Admittedly, Phillips borrows heavily from Martin Scorsese, owing huge debts to the filmmaking legend’s classic – specifically, Taxi Driver and The King of Comedy – but he still turns in a film that is decidedly modern and real despite being set in a fictional comic book city in the 1980s. It touches on current affairs like the 1%, the disregard and misunderstanding of mental health issues, consent, gun violence, the media’s exploitation of people for quick ratings, and so much more. There are times you can even feel Phillips smugly winking back at the audience as he appears to metaphorically skewer those critical of his previous work.

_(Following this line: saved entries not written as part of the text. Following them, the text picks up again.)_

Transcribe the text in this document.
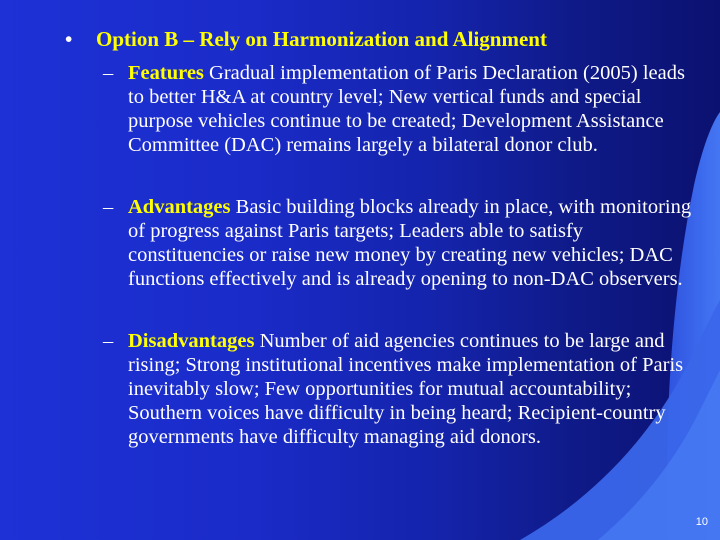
•	Option B – Rely on Harmonization and Alignment
– Features Gradual implementation of Paris Declaration (2005) leads to better H&A at country level; New vertical funds and special purpose vehicles continue to be created; Development Assistance Committee (DAC) remains largely a bilateral donor club.
– Advantages Basic building blocks already in place, with monitoring of progress against Paris targets; Leaders able to satisfy constituencies or raise new money by creating new vehicles; DAC functions effectively and is already opening to non-DAC observers.
– Disadvantages Number of aid agencies continues to be large and rising; Strong institutional incentives make implementation of Paris inevitably slow; Few opportunities for mutual accountability; Southern voices have difficulty in being heard; Recipient-country governments have difficulty managing aid donors.
10
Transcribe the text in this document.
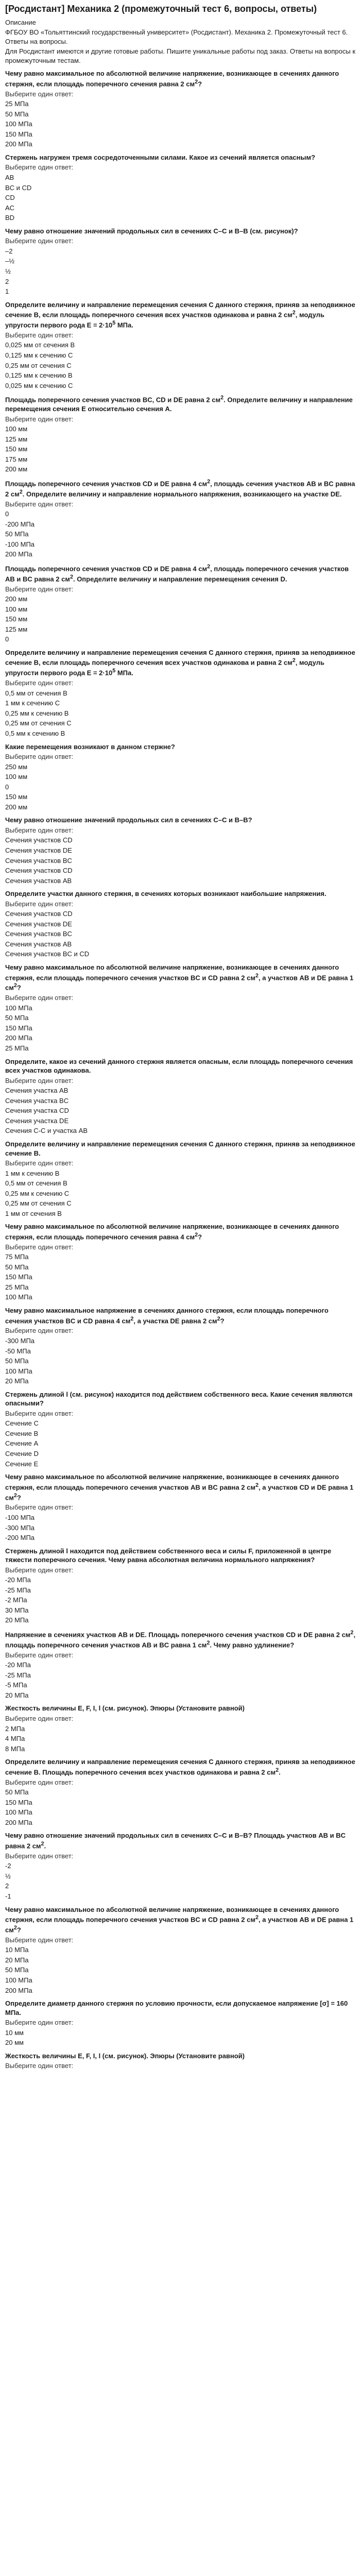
[Росдистант] Механика 2 (промежуточный тест 6, вопросы, ответы)
Описание
ФГБОУ ВО «Тольяттинский государственный университет» (Росдистант). Механика 2. Промежуточный тест 6. Ответы на вопросы.
Для Росдистант имеются и другие готовые работы. Пишите уникальные работы под заказ. Ответы на вопросы к промежуточным тестам.
Чему равно максимальное по абсолютной величине напряжение, возникающее в сечениях данного стержня, если площадь поперечного сечения равна 2 $см^2$?
Выберите один ответ:
25 МПа
50 МПа
100 МПа
150 МПа
200 МПа
Стержень нагружен тремя сосредоточенными силами. Какое из сечений является опасным?
Выберите один ответ:
AB
BC и CD
CD
AC
BD
Чему равно отношение значений продольных сил в сечениях C–C и B–B (см. рисунок)?
Выберите один ответ:
–2
–½
½
2
1
Определите величину и направление перемещения сечения C данного стержня, приняв за неподвижное сечение B, если площадь поперечного сечения всех участков одинакова и равна 2 $см^2$, модуль упругости первого рода $E = 2\cdot 10^5$ МПа.
Выберите один ответ:
0,025 мм от сечения B
0,125 мм к сечению C
0,25 мм от сечения C
0,125 мм к сечению B
0,025 мм к сечению C
Площадь поперечного сечения участков BC, CD и DE равна 2 $см^2$. Определите величину и направление перемещения сечения E относительно сечения A.
Выберите один ответ:
100 мм
125 мм
150 мм
175 мм
200 мм
Площадь поперечного сечения участков CD и DE равна 4 $см^2$, площадь сечения участков AB и BC равна 2 $см^2$. Определите величину и направление нормального напряжения, возникающего на участке DE.
Выберите один ответ:
0
-200 МПа
50 МПа
-100 МПа
200 МПа
Площадь поперечного сечения участков CD и DE равна 4 $см^2$, площадь поперечного сечения участков AB и BC равна 2 $см^2$. Определите величину и направление перемещения сечения D.
Выберите один ответ:
200 мм
100 мм
150 мм
125 мм
0
Определите величину и направление перемещения сечения C данного стержня, приняв за неподвижное сечение B, если площадь поперечного сечения всех участков одинакова и равна 2 $см^2$, модуль упругости первого рода $E = 2\cdot 10^5$ МПа.
Выберите один ответ:
0,5 мм от сечения B
1 мм к сечению C
0,25 мм к сечению B
0,25 мм от сечения C
0,5 мм к сечению B
Какие перемещения возникают в данном стержне?
Выберите один ответ:
250 мм
100 мм
0
150 мм
200 мм
Чему равно отношение значений продольных сил в сечениях C–C и B–B?
Выберите один ответ:
Сечения участков CD
Сечения участков DE
Сечения участков BC
Сечения участков CD
Сечения участков AB
Определите участки данного стержня, в сечениях которых возникают наибольшие напряжения.
Выберите один ответ:
Сечения участков CD
Сечения участков DE
Сечения участков BC
Сечения участков AB
Сечения участков BC и CD
Чему равно максимальное по абсолютной величине напряжение, возникающее в сечениях данного стержня, если площадь поперечного сечения участков BC и CD равна 2 $см^2$, а участков AB и DE равна 1 $см^2$?
Выберите один ответ:
100 МПа
50 МПа
150 МПа
200 МПа
25 МПа
Определите, какое из сечений данного стержня является опасным, если площадь поперечного сечения всех участков одинакова.
Выберите один ответ:
Сечения участка AB
Сечения участка BC
Сечения участка CD
Сечения участка DE
Сечения С-С и участка AB
Определите величину и направление перемещения сечения C данного стержня, приняв за неподвижное сечение B.
Выберите один ответ:
1 мм к сечению B
0,5 мм от сечения B
0,25 мм к сечению C
0,25 мм от сечения C
1 мм от сечения B
Чему равно максимальное по абсолютной величине напряжение, возникающее в сечениях данного стержня, если площадь поперечного сечения равна 4 $см^2$?
Выберите один ответ:
75 МПа
50 МПа
150 МПа
25 МПа
100 МПа
Чему равно максимальное напряжение в сечениях данного стержня, если площадь поперечного сечения участков BC и CD равна 4 $см^2$, а участка DE равна 2 $см^2$?
Выберите один ответ:
-300 МПа
-50 МПа
50 МПа
100 МПа
20 МПа
Стержень длиной l (см. рисунок) находится под действием собственного веса. Какие сечения являются опасными?
Выберите один ответ:
Сечение C
Сечение B
Сечение A
Сечение D
Сечение E
Чему равно максимальное по абсолютной величине напряжение, возникающее в сечениях данного стержня, если площадь поперечного сечения участков AB и BC равна 2 $см^2$, а участков CD и DE равна 1 $см^2$?
Выберите один ответ:
-100 МПа
-300 МПа
-200 МПа
Стержень длиной l находится под действием собственного веса и силы F, приложенной в центре тяжести поперечного сечения. Чему равна абсолютная величина нормального напряжения?
Выберите один ответ:
-20 МПа
-25 МПа
-2 МПа
30 МПа
20 МПа
Напряжение в сечениях участков AB и DE. Площадь поперечного сечения участков CD и DE равна 2 $см^2$, площадь поперечного сечения участков AB и BC равна 1 $см^2$. Чему равно удлинение?
Выберите один ответ:
-20 МПа
-25 МПа
-5 МПа
20 МПа
Жесткость величины E, F, I, l (см. рисунок). Эпюры (Установите равной)
Выберите один ответ:
2 МПа
4 МПа
8 МПа
Определите величину и направление перемещения сечения C данного стержня, приняв за неподвижное сечение B. Площадь поперечного сечения всех участков одинакова и равна 2 $см^2$.
Выберите один ответ:
50 МПа
150 МПа
100 МПа
200 МПа
Чему равно отношение значений продольных сил в сечениях C–C и B–B? Площадь участков AB и BC равна 2 $см^2$.
Выберите один ответ:
-2
½
2
-1
Чему равно максимальное по абсолютной величине напряжение, возникающее в сечениях данного стержня, если площадь поперечного сечения участков BC и CD равна 2 $см^2$, а участков AB и DE равна 1 $см^2$?
Выберите один ответ:
10 МПа
20 МПа
50 МПа
100 МПа
200 МПа
Определите диаметр данного стержня по условию прочности, если допускаемое напряжение [σ] = 160 МПа.
Выберите один ответ:
10 мм
20 мм
Жесткость величины E, F, I, l (см. рисунок). Эпюры (Установите равной)
Выберите один ответ:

And somehow, through all of that, Joker still tries to not forget its comic book roots by throwing in links to the Batman mythology. It’s telling though that this latter aspect offers without a doubt the production’s weakest moments because this is a comic book movie unlike any other. Fittingly, the last entry of the genre that comes even remotely close to Joker’s thematic and metaphorical depth is The Dark Knight, Christopher Nolan’s superhero magnum opus that gave us arguably the most iconic rendition of the Joker yet. Does Phoenix’s effort here top that of the late Heath Ledger? Please see above regarding definitive answers.

But please also see this movie. Much has been made about voices on the internet loudly declaring Joker a dangerous call to arms and thus encouraging audiences to not watch it. But it’s precisely because it’s potentially dangerous that we need to see it. That’s how art works.

Beneath all the acrylic paints and sculptors’ clay, art is a gleaming mirror we hold up to ourselves so that we can confront our flaws. Joker is definitely not perfect (which is ironically a perfect thematic fit) and there are many that will see its politics as incitement instead of a cautionary tale (and vice versa). But with it all but impossible to declare which of those viewpoints are correct, it will get us talking and that’s never a bad thing.

Last Updated: October 7, 2019

Boasting a spine-popping awards-worthy performance from Joaquin Phoenix and revelatory filmmaking from Todd Phillips, Joker is a piece of art. And thus, because it's so subjective in its layering of themes and metaphors, it's art that will not be to everybody's liking. Irrespective of whether you like it or not, you can't deny how masterfully crafted it is.